The reason is I always want to know what I’m working towards. Otherwise, I might miss an opportunity to gain experience that could help me get my next job. That’s why continuing professional development is important: It positions you for future roles. Thinking this way means professional development doesn’t happen at certain times. It happens all the time … it’s year-round.

Don’t let that intimidate you; there are easy ways to ensure you’re continually developing. Here are a few tips that have served me well.

Create a career roadmap

Successful people don’t end up in their dream job by accident—they get there on purpose. So, if you’re serious about career advancement, the first thing to do is create a career roadmap for getting the roles you’re interested in. Not only will this focus your efforts, but it’ll also make your individual development goals purposeful. When finished, your roadmap will point you to the roles and experiences you need to get you where you want to go.

One way to do this is to connect with people whose jobs are similar to ones you’re interested in and learn what roles helped them get there. Another is to look up the job on your company’s development portal and see which positions ladder up to the one you want. Progressive’s Career Central site, for example, offers employees a chance to explore career paths and business-specific resources that can help them grow.

Follow the 70-20-10 rule

A common development principle is the 70-20-10 rule. The idea is that 70% of development comes from on-the-job experience, 20% comes from learning from peers and mentors, and 10% from formal learning (like taking a class or reading a book). Looking at this breakdown, it’s easy to see that on-the-job experience is by far the most effective development method. That means it should be your primary focus.
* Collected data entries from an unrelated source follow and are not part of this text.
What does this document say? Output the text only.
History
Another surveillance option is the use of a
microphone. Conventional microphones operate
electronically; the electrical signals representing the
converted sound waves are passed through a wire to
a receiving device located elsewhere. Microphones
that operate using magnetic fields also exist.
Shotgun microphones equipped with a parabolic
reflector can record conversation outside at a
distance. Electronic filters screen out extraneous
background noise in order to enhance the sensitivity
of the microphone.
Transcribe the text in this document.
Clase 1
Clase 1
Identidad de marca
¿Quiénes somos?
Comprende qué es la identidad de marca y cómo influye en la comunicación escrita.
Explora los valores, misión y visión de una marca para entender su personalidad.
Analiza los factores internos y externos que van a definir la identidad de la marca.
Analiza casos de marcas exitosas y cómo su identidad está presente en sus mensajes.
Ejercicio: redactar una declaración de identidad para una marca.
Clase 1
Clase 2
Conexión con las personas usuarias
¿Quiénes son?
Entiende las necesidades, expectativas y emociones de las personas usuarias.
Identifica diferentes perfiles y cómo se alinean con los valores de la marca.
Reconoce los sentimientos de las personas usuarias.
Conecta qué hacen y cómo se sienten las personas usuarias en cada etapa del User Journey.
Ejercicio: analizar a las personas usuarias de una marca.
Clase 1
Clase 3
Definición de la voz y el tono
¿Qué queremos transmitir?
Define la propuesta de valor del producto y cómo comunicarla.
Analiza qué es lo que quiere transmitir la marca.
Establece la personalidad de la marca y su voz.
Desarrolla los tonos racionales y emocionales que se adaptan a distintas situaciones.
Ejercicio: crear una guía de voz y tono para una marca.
On-the-job experience doesn’t always mean “at work.” You can gain new skills by serving in your community, coaching a team, or volunteering at your child’s school (to name a few). This means the greatest driver of your development is always available. All it takes is a willingness to seek out development opportunities wherever they may be found.

Formal learning is important, and learning from others can provide an incredible boost to your career. But if you really want to grow, the bulk of your development diet must come from experience. Always be on the lookout for new development experiences … both at work and beyond.

Know the difference between learning and developing

A misconception people often have is that learning and developing are the same thing. And because they do, they miss out on opportunities to grow.

Here’s how they’re different. Learning happens when you gain new knowledge. Development, on the other hand, happens when you apply the things you’ve learned. It’s the act of putting into practice the knowledge you’ve gained.

Part of the reason people confuse the two is because from an early age we’re taught that formal learning (i.e., the classroom) is the primary way to acquire new skills and knowledge. Additionally, it’s easier to absorb information than it is to do something with it. This makes formal learning not only feel like the only way to learn based on past experience, but also the most attractive.

So, how can knowing the difference help you professionally develop year-round? While you may not be able to devote time to learning, there’s always time for developing. Ask yourself if there’s something you’ve learned that you haven’t yet applied to your work. Chances are there’s something you haven’t done—and that means you can still work toward development goals when you’re short on time.

There isn’t an offseason

If you want to accomplish your career goals, there isn’t an offseason when it comes to development. The good news is you can always find opportunities to continue your professional development. The key is to adopt a growth mindset that takes a proactive approach to development and is intentional about preparing for the next step in your career. Create your roadmap, follow the 70-20-10 rule, and know the difference between learning and development so you’re ready when opportunity knocks.